En juillet 2010, une fête a réuni des amis pour célébrer la lune.

Pas de différence entre les clowns et les invités ! Une fois son costume et son maquillage défini, chacun était invité à trouver sa place et son rôle dans le dispositif de la fête. Une journée n’a pas suffi pour mener à bien toutes es idées et la fête a finalement duré pas moins de trois jours et trois nuits.

La journée a commencé avec une première réunion d’amis et un concours de tartes à la crème, qui ont même touché les chauffeurs de taxi amenant des invités.

La grande pelouse devant le Moulin jaune s’est transformée pour une demi-journée en atelier de mode.

Des structures gonflables blanches géantes étaient fixées au sommet des arbres et des verres en cristal servant de photophores pendaient des arbres.

Pour rejoindre la fête qui avait lieu au bateau renversé, le chemin rouge franchissait sept portes qui reliaient entre eux autant de jardins. Dans chacun, une épreuve ou un jeu permettait de recevoir une sphère – oeuf, pomme, citron ou tomate-, de sorte qu’à la fin du parcours, les paniers bien remplis ont permis de déguster des œufs brouillés arrosés d’une bonne sangria.

De son bar perché à cinq mètres de hauteur, au plus près des étoiles, un barman ravitaillait les nouveaux arrivants.

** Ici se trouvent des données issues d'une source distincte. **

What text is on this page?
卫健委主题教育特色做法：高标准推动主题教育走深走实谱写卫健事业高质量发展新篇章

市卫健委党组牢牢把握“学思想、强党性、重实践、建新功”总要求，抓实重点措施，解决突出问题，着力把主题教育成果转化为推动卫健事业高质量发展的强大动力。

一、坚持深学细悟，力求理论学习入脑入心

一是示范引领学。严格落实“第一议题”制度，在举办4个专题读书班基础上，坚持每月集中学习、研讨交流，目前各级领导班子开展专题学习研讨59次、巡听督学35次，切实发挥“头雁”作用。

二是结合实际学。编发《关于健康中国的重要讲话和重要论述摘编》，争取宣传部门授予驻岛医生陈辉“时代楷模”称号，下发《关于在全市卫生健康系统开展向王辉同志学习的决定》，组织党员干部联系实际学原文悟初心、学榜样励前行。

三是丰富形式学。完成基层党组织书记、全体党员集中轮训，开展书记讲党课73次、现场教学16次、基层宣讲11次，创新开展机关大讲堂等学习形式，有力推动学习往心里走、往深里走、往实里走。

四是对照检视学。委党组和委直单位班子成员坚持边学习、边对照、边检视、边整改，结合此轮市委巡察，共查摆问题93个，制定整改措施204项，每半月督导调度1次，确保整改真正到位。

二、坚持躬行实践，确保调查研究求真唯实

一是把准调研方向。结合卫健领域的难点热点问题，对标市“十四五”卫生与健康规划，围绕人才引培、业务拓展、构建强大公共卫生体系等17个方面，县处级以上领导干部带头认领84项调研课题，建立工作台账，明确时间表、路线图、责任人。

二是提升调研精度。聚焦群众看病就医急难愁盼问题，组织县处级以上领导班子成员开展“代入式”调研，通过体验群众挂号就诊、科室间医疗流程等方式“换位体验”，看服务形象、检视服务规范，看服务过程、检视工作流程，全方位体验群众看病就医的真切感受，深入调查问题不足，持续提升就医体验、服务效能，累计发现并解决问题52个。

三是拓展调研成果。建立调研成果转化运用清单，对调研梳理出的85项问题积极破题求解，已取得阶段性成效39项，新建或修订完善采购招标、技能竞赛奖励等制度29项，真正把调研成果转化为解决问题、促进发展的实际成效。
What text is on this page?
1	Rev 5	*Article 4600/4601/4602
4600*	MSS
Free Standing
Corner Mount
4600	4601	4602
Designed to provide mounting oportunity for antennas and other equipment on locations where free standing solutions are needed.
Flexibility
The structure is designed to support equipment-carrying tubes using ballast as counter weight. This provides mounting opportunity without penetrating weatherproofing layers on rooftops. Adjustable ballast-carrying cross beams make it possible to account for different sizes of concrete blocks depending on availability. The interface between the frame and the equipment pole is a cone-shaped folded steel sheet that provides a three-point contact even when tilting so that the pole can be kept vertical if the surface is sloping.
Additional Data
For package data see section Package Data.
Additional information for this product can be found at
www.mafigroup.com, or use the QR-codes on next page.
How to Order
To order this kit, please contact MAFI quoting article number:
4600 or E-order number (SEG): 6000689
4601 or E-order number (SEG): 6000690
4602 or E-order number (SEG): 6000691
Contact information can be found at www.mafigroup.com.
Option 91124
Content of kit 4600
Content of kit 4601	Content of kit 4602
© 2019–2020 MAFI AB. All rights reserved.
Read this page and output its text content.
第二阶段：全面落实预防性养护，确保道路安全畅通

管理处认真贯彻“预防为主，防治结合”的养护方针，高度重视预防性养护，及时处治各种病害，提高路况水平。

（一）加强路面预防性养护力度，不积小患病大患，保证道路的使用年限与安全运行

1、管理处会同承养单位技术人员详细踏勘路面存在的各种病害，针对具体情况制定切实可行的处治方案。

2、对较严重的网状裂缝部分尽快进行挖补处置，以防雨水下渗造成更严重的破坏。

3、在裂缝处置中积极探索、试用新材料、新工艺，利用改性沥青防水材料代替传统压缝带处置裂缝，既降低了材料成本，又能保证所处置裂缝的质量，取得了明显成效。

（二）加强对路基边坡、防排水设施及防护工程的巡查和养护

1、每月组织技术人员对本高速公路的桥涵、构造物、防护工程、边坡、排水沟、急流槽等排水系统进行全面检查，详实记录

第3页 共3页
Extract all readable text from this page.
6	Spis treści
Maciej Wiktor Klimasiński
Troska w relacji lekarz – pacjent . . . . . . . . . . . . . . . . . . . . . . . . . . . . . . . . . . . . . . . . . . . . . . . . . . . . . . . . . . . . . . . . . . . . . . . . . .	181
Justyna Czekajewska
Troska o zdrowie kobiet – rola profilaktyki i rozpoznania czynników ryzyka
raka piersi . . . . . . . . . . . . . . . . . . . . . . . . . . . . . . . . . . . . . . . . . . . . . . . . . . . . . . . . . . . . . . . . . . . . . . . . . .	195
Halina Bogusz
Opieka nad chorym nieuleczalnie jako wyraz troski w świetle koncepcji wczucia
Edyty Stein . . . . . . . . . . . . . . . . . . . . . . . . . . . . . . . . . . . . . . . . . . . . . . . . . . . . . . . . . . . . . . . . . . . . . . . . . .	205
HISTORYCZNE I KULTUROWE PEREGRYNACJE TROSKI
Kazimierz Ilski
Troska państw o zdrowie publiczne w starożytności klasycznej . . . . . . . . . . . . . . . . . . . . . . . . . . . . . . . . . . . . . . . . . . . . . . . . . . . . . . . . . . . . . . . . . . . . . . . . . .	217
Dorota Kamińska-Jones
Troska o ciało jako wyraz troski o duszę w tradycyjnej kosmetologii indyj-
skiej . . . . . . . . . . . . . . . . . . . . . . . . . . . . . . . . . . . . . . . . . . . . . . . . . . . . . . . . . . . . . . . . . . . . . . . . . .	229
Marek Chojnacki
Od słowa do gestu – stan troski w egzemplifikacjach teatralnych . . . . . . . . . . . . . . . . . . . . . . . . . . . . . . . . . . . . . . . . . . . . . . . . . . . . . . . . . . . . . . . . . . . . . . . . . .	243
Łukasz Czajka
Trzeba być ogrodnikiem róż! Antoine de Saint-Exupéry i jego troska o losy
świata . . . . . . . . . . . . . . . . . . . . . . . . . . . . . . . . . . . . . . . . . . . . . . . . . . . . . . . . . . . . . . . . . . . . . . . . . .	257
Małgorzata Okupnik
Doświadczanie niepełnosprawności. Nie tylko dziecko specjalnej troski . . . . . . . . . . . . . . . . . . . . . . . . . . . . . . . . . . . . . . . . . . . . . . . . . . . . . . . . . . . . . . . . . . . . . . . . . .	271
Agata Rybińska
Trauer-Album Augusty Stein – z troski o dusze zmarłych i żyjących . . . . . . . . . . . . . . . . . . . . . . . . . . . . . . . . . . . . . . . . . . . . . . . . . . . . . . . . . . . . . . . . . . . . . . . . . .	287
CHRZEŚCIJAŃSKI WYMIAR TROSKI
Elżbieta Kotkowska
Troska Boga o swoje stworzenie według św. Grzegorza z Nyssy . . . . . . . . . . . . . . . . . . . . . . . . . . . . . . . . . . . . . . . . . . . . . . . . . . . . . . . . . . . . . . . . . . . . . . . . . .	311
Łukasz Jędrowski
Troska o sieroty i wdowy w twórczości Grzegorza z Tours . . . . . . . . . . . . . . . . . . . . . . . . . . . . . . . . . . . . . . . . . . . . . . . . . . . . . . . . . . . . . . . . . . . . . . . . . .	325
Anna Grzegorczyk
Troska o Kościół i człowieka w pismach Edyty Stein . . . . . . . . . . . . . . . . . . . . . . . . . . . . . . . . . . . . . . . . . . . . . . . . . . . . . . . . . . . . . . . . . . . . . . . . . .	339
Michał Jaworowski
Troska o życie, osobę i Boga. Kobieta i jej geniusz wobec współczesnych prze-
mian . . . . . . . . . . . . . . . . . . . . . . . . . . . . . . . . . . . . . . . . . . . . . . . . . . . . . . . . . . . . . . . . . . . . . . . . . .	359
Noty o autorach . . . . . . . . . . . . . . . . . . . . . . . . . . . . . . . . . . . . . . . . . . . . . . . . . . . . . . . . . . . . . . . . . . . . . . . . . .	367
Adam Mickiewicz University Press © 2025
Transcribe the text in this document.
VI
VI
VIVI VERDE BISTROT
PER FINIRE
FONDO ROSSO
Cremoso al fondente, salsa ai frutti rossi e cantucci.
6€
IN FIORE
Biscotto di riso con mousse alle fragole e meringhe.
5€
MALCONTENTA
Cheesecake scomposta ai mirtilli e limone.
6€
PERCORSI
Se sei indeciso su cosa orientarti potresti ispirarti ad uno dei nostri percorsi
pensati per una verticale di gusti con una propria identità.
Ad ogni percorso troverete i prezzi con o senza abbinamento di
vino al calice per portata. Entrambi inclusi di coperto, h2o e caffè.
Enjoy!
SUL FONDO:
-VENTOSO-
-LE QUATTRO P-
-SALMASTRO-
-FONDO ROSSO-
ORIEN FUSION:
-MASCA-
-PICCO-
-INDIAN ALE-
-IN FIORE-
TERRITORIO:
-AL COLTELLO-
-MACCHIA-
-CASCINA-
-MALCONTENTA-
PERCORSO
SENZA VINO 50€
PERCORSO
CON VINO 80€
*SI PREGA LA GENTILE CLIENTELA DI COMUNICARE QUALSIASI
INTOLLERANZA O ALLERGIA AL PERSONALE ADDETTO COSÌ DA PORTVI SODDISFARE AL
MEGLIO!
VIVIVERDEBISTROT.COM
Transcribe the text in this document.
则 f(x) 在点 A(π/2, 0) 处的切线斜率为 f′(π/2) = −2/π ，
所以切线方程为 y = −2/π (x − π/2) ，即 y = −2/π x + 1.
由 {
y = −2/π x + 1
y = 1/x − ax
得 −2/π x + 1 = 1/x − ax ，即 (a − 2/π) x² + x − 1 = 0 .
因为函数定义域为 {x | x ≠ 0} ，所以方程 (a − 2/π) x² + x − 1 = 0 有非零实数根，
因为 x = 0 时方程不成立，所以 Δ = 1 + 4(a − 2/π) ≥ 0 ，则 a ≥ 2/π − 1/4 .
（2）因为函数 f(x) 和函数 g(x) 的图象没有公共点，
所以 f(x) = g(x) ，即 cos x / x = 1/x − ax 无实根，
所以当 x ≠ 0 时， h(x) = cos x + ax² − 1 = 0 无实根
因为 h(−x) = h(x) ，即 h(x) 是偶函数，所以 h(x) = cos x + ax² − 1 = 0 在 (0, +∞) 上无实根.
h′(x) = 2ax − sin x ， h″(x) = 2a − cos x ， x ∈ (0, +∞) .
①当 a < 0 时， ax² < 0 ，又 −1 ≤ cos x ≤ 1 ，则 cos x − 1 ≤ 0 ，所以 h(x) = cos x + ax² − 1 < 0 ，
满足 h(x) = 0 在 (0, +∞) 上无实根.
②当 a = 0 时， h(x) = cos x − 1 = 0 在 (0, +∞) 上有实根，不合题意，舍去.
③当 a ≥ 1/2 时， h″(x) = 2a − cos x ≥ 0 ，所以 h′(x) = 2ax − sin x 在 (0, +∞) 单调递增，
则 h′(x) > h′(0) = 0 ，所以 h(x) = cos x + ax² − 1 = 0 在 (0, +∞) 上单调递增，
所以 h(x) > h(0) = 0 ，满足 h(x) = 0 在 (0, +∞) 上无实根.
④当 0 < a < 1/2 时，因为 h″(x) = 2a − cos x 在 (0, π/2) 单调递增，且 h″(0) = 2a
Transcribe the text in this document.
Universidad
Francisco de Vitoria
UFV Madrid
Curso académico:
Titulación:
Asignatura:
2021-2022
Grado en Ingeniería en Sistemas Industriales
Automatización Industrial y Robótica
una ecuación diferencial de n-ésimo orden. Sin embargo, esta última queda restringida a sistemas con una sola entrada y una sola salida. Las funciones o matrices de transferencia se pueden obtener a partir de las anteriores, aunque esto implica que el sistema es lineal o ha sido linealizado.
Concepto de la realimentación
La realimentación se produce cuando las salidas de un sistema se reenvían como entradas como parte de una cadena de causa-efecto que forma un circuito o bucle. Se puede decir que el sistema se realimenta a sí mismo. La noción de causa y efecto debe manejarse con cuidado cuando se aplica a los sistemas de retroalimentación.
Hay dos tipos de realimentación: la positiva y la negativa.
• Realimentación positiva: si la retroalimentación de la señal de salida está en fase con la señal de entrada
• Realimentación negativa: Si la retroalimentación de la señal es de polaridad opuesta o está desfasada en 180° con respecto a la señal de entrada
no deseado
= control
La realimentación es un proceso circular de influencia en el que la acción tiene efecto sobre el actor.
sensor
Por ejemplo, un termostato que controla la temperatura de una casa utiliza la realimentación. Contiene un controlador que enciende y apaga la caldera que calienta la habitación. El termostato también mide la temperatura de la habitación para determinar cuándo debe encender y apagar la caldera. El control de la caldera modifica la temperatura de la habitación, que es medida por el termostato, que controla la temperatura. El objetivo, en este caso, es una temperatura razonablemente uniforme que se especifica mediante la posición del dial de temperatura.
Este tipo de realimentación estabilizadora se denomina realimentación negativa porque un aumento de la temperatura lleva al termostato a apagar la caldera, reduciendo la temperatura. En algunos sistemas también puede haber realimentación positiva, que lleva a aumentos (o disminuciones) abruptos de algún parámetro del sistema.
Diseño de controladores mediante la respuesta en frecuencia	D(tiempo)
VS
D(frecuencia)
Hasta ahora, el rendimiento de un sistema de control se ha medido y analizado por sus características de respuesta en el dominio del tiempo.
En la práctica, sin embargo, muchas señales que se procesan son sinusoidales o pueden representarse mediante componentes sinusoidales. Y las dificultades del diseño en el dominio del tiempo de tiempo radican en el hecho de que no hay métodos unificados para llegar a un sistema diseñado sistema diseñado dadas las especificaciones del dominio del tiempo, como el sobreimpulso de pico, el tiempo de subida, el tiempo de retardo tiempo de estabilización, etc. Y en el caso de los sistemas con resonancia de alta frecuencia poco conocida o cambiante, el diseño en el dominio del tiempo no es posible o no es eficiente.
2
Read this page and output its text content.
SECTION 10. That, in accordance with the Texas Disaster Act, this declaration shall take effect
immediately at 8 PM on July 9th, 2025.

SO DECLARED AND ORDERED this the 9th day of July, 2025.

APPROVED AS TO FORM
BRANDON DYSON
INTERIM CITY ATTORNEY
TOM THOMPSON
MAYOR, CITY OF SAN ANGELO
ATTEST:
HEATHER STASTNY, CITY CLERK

S’il était difficile de circuler dans la maison remplie d’un brouillard dense, le sauna était lui saturé de vapeur chaude. A côté, dans le jacuzzi, un immense tonneau en bois rempli à ras bord, des amis vêtus de manteaux de fourrure et tous droits sortis des films de Fellini, se concentraient sur des jeux d’équilibre.

Enfermées dans une tente transparente, des milliers de balles tourbillonnaient par la force d’un ventilateur pour la plus grande joie des enfants. Sur la rivière, un ponton flottant transportait des clowns et des musiciens jouant du violon avec des scies à la place des archets.

Les jardins étaient illuminés d’une lumière blanche et des centaines de bougies flottaient à la surface sombre de l’étang. Une lune lumineuse géante flottait à la cime des arbres : les habitants de Crécy qui l’ont vu de loin en parlent encore.